= Pixel binning =

Combining pixels in groups in digital image processing

Pixel binning, also known as binning, is a process image sensors of digital cameras use to combine adjacent pixels throughout an image, by summing or averaging their values, during or after readout. It improves low-light performance while still allowing for highly detailed photographs in good light.

Charge from adjacent pixels in CCD or charge-coupled device image sensors and some other image sensors can be combined during readout, increasing the line rate or frame rate.

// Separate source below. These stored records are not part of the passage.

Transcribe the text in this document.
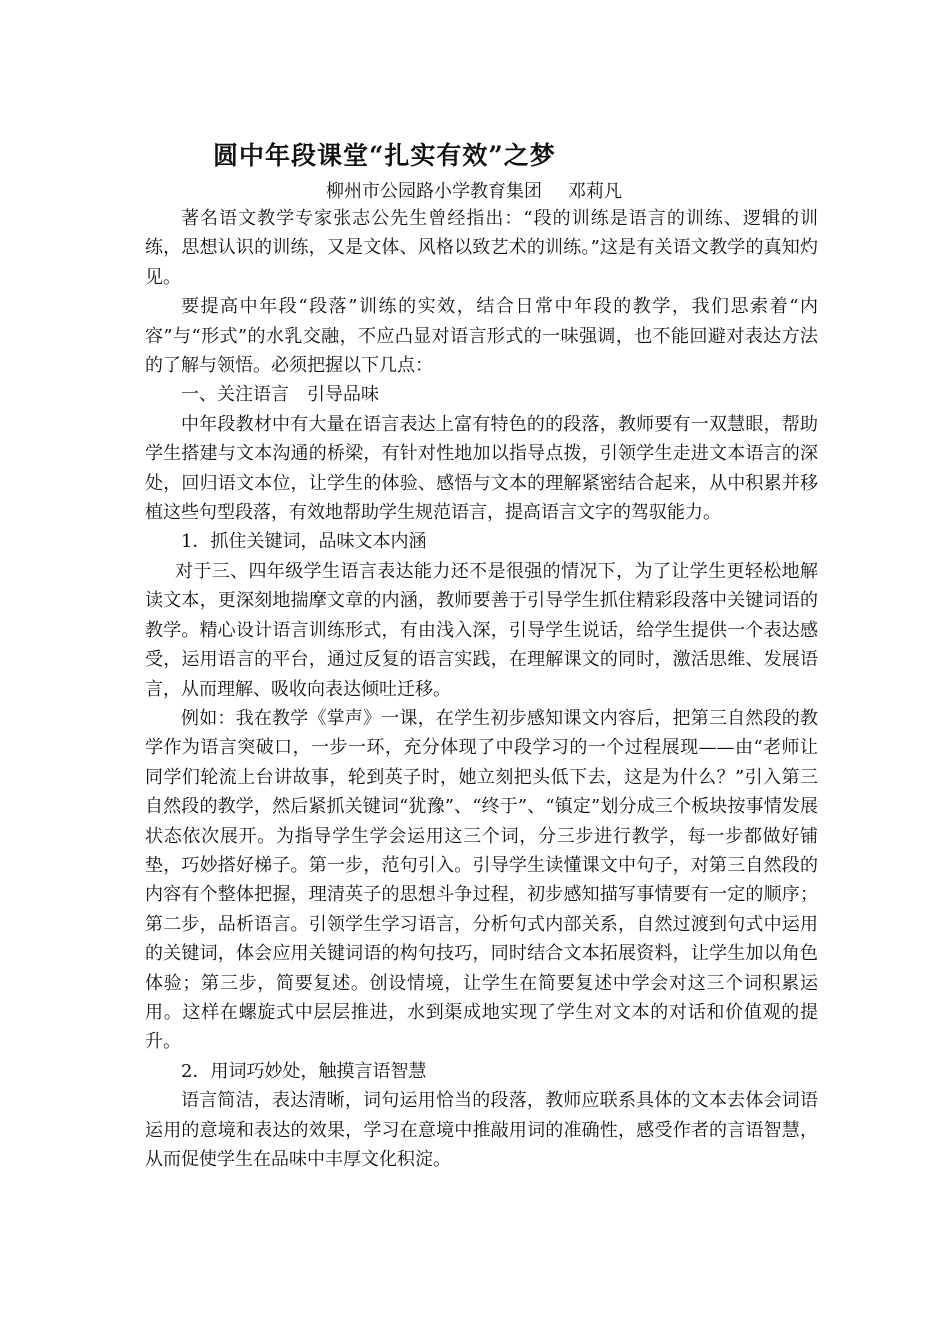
圆中年段课堂“扎实有效”之梦

柳州市公园路小学教育集团 邓莉凡

著名语文教学专家张志公先生曾经指出：“段的训练是语言的训练、逻辑的训练，思想认识的训练，又是文体、风格以致艺术的训练。”这是有关语文教学的真知灼见。

要提高中年段“段落”训练的实效，结合日常中年段的教学，我们思索着“内容”与“形式”的水乳交融，不应凸显对语言形式的一味强调，也不能回避对表达方法的了解与领悟。必须把握以下几点：

一、关注语言　引导品味

中年段教材中有大量在语言表达上富有特色的的段落，教师要有一双慧眼，帮助学生搭建与文本沟通的桥梁，有针对性地加以指导点拨，引领学生走进文本语言的深处，回归语文本位，让学生的体验、感悟与文本的理解紧密结合起来，从中积累并移植这些句型段落，有效地帮助学生规范语言，提高语言文字的驾驭能力。

1．抓住关键词，品味文本内涵

对于三、四年级学生语言表达能力还不是很强的情况下，为了让学生更轻松地解读文本，更深刻地揣摩文章的内涵，教师要善于引导学生抓住精彩段落中关键词语的教学。精心设计语言训练形式，有由浅入深，引导学生说话，给学生提供一个表达感受，运用语言的平台，通过反复的语言实践，在理解课文的同时，激活思维、发展语言，从而理解、吸收向表达倾吐迁移。

例如：我在教学《掌声》一课，在学生初步感知课文内容后，把第三自然段的教学作为语言突破口，一步一环，充分体现了中段学习的一个过程展现——由“老师让同学们轮流上台讲故事，轮到英子时，她立刻把头低下去，这是为什么？”引入第三自然段的教学，然后紧抓关键词“犹豫”、“终于”、“镇定”划分成三个板块按事情发展状态依次展开。为指导学生学会运用这三个词，分三步进行教学，每一步都做好铺垫，巧妙搭好梯子。第一步，范句引入。引导学生读懂课文中句子，对第三自然段的内容有个整体把握，理清英子的思想斗争过程，初步感知描写事情要有一定的顺序；第二步，品析语言。引领学生学习语言，分析句式内部关系，自然过渡到句式中运用的关键词，体会应用关键词语的构句技巧，同时结合文本拓展资料，让学生加以角色体验；第三步，简要复述。创设情境，让学生在简要复述中学会对这三个词积累运用。这样在螺旋式中层层推进，水到渠成地实现了学生对文本的对话和价值观的提升。

2．用词巧妙处，触摸言语智慧

语言简洁，表达清晰，词句运用恰当的段落，教师应联系具体的文本去体会词语运用的意境和表达的效果，学习在意境中推敲用词的准确性，感受作者的言语智慧，从而促使学生在品味中丰厚文化积淀。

In the context of image processing, binning is the procedure of combining clusters of adjacent pixels, throughout an image, into single pixels. For example, in 2×2 binning, an array of 4 pixels becomes a single larger pixel, reducing the number of pixels to 1/4 and halving the image resolution in each dimension. The result can be the sum, average, median, minimum, or maximum value of the cluster. Some systems use more advanced algorithms such as considering the values of nearby pixels, edge detection, self-claimed "AI", etc. to increase the perceived visual quality of the final downsized image.

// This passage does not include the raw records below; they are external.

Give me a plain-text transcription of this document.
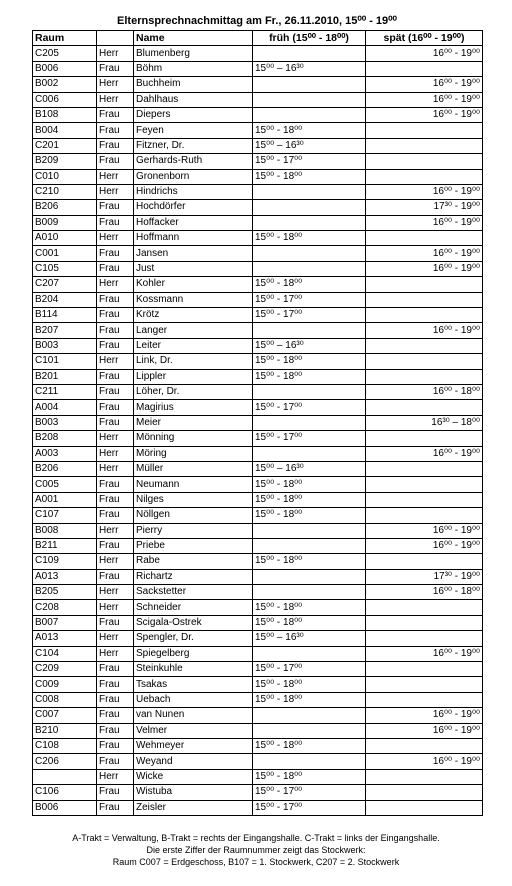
Elternsprechnachmittag am Fr., 26.11.2010, 15⁰⁰ - 19⁰⁰
Raum		Name	früh (15⁰⁰ - 18⁰⁰)	spät (16⁰⁰ - 19⁰⁰)
C205	Herr	Blumenberg		16⁰⁰ - 19⁰⁰
B006	Frau	Böhm	15⁰⁰ – 16³⁰	
B002	Herr	Buchheim		16⁰⁰ - 19⁰⁰
C006	Herr	Dahlhaus		16⁰⁰ - 19⁰⁰
B108	Frau	Diepers		16⁰⁰ - 19⁰⁰
B004	Frau	Feyen	15⁰⁰ - 18⁰⁰	
C201	Frau	Fitzner, Dr.	15⁰⁰ – 16³⁰	
B209	Frau	Gerhards-Ruth	15⁰⁰ - 17⁰⁰	
C010	Herr	Gronenborn	15⁰⁰ - 18⁰⁰	
C210	Herr	Hindrichs		16⁰⁰ - 19⁰⁰
B206	Frau	Hochdörfer		17³⁰ - 19⁰⁰
B009	Frau	Hoffacker		16⁰⁰ - 19⁰⁰
A010	Herr	Hoffmann	15⁰⁰ - 18⁰⁰	
C001	Frau	Jansen		16⁰⁰ - 19⁰⁰
C105	Frau	Just		16⁰⁰ - 19⁰⁰
C207	Herr	Kohler	15⁰⁰ - 18⁰⁰	
B204	Frau	Kossmann	15⁰⁰ - 17⁰⁰	
B114	Frau	Krötz	15⁰⁰ - 17⁰⁰	
B207	Frau	Langer		16⁰⁰ - 19⁰⁰
B003	Frau	Leiter	15⁰⁰ – 16³⁰	
C101	Herr	Link, Dr.	15⁰⁰ - 18⁰⁰	
B201	Frau	Lippler	15⁰⁰ - 18⁰⁰	
C211	Frau	Löher, Dr.		16⁰⁰ - 18⁰⁰
A004	Frau	Magirius	15⁰⁰ - 17⁰⁰	
B003	Frau	Meier		16³⁰ – 18⁰⁰
B208	Herr	Mönning	15⁰⁰ - 17⁰⁰	
A003	Herr	Möring		16⁰⁰ - 19⁰⁰
B206	Herr	Müller	15⁰⁰ – 16³⁰	
C005	Frau	Neumann	15⁰⁰ - 18⁰⁰	
A001	Frau	Nilges	15⁰⁰ - 18⁰⁰	
C107	Frau	Nöllgen	15⁰⁰ - 18⁰⁰	
B008	Herr	Pierry		16⁰⁰ - 19⁰⁰
B211	Frau	Priebe		16⁰⁰ - 19⁰⁰
C109	Herr	Rabe	15⁰⁰ - 18⁰⁰	
A013	Frau	Richartz		17³⁰ - 19⁰⁰
B205	Herr	Sackstetter		16⁰⁰ - 18⁰⁰
C208	Herr	Schneider	15⁰⁰ - 18⁰⁰	
B007	Frau	Scigala-Ostrek	15⁰⁰ - 18⁰⁰	
A013	Herr	Spengler, Dr.	15⁰⁰ – 16³⁰	
C104	Herr	Spiegelberg		16⁰⁰ - 19⁰⁰
C209	Frau	Steinkuhle	15⁰⁰ - 17⁰⁰	
C009	Frau	Tsakas	15⁰⁰ - 18⁰⁰	
C008	Frau	Uebach	15⁰⁰ - 18⁰⁰	
C007	Frau	van Nunen		16⁰⁰ - 19⁰⁰
B210	Frau	Velmer		16⁰⁰ - 19⁰⁰
C108	Frau	Wehmeyer	15⁰⁰ - 18⁰⁰	
C206	Frau	Weyand		16⁰⁰ - 19⁰⁰
	Herr	Wicke	15⁰⁰ - 18⁰⁰	
C106	Frau	Wistuba	15⁰⁰ - 17⁰⁰	
B006	Frau	Zeisler	15⁰⁰ - 17⁰⁰	
A-Trakt = Verwaltung, B-Trakt = rechts der Eingangshalle. C-Trakt = links der Eingangshalle.
Die erste Ziffer der Raumnummer zeigt das Stockwerk:
Raum C007 = Erdgeschoss, B107 = 1. Stockwerk, C207 = 2. Stockwerk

This aggregation, although associated with loss of information, reduces the amount of data to be processed, facilitating analysis. The binned image has lower resolution, but the relative noise level in each pixel is generally reduced.

== History ==
Normally, an increase in megapixel count on a constant image sensor size would lead to a sacrifice of the surface size of the individual pixels, which would result in each pixel being able to catch less light in the same time, thus leading to a darker and/or noisier image in low light (given the same exposure time).

In the past, camera manufacturers had to compromise between low-light performance and the amount of detail in good light, by dropping the megapixel count like HTC did in 2013 with their four-megapixel "UltraPixel" camera. However, this results in less detailed images in daylight where enough light is available.

With pixel binning, the camera has "the best of both worlds", meaning both the benefit of high detail in good light and the benefit of high brightness in low light. In low light, the surfaces of four or more pixels can act as one large pixel that catches far more light. For example, some smartphones such as the Samsung Galaxy A15 are able to capture photographs with up to fifty megapixels in daylight. However, in low light, the individual pixels would be too small to capture the light needed for a bright image with the short exposure time available for handheld shooting. Therefore, with pixel binning activated, the 50-megapixel image sensor acts as a 12.5-megapixel image sensor, a quarter of its original resolution, with an accordingly larger surface area per pixel.

== Implementations ==
Nona-binning merges groups of nine pixels arranged in a 3×3 pattern. Nona-binning is most commonly implemented in sensors with a resolution of 108 megapixels and higher.